Uitzonderingen op de Octet-regel

De octetregel is een bindingstheorie die wordt gebruikt om de moleculaire structuur van covalent gebonden moleculen te voorspellen. Volgens de regel proberen atomen acht elektronen in hun buitenste - of valentie - elektronenschillen te hebben. Elk atoom zal elektronen delen, winnen of verliezen om deze buitenste elektronenschillen te vullen met precies acht elektronen. Voor veel elementen werkt deze regel en is het een snelle en eenvoudige manier om de moleculaire structuur van een molecuul te voorspellen.

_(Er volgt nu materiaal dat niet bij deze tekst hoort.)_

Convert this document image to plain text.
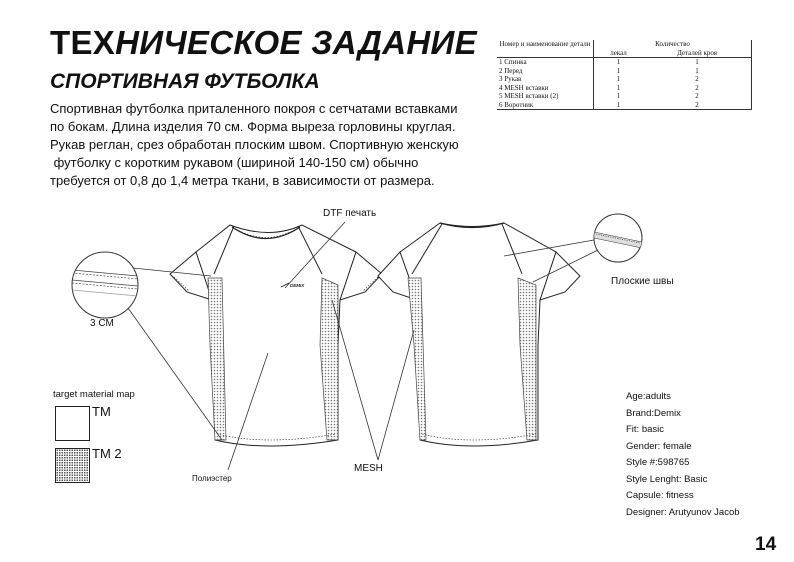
ТЕХНИЧЕСКОЕ ЗАДАНИЕ
СПОРТИВНАЯ ФУТБОЛКА
Спортивная футболка приталенного покроя с сетчатами вставками
по бокам. Длина изделия 70 см. Форма выреза горловины круглая.
Рукав реглан, срез обработан плоским швом. Спортивную женскую
футболку с коротким рукавом (шириной 140-150 см) обычно
требуется от 0,8 до 1,4 метра ткани, в зависимости от размера.
Номер и наименование детали	Количество	
	лекал	Деталей кроя
1 Спинка	1	1
2 Перед	1	1
3 Рукав	1	2
4 MESH вставки	1	2
5 MESH вставки (2)	1	2
6 Воротник	1	2
DEMIX
DTF печать
Плоские швы
3 СМ
Полиэстер
MESH
target material map
TM
TM 2
Age:adults
Brand:Demix
Fit: basic
Gender: female
Style #:598765
Style Lenght: Basic
Capsule: fitness
Designer: Arutyunov Jacob
14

Terwijl Lewis elektronenpuntstructuren helpen bij het bepalen van de binding in de meeste verbindingen, zijn er drie algemeen uitzonderingen: moleculen waarin atomen minder dan acht elektronen hebben (boorchloride en lichter s- en p-blok elementen); moleculen waarin atomen meer dan acht elektronen hebben (zwavelhexafluoride en elementen na periode 3); en moleculen met een oneven aantal elektronen (NO.)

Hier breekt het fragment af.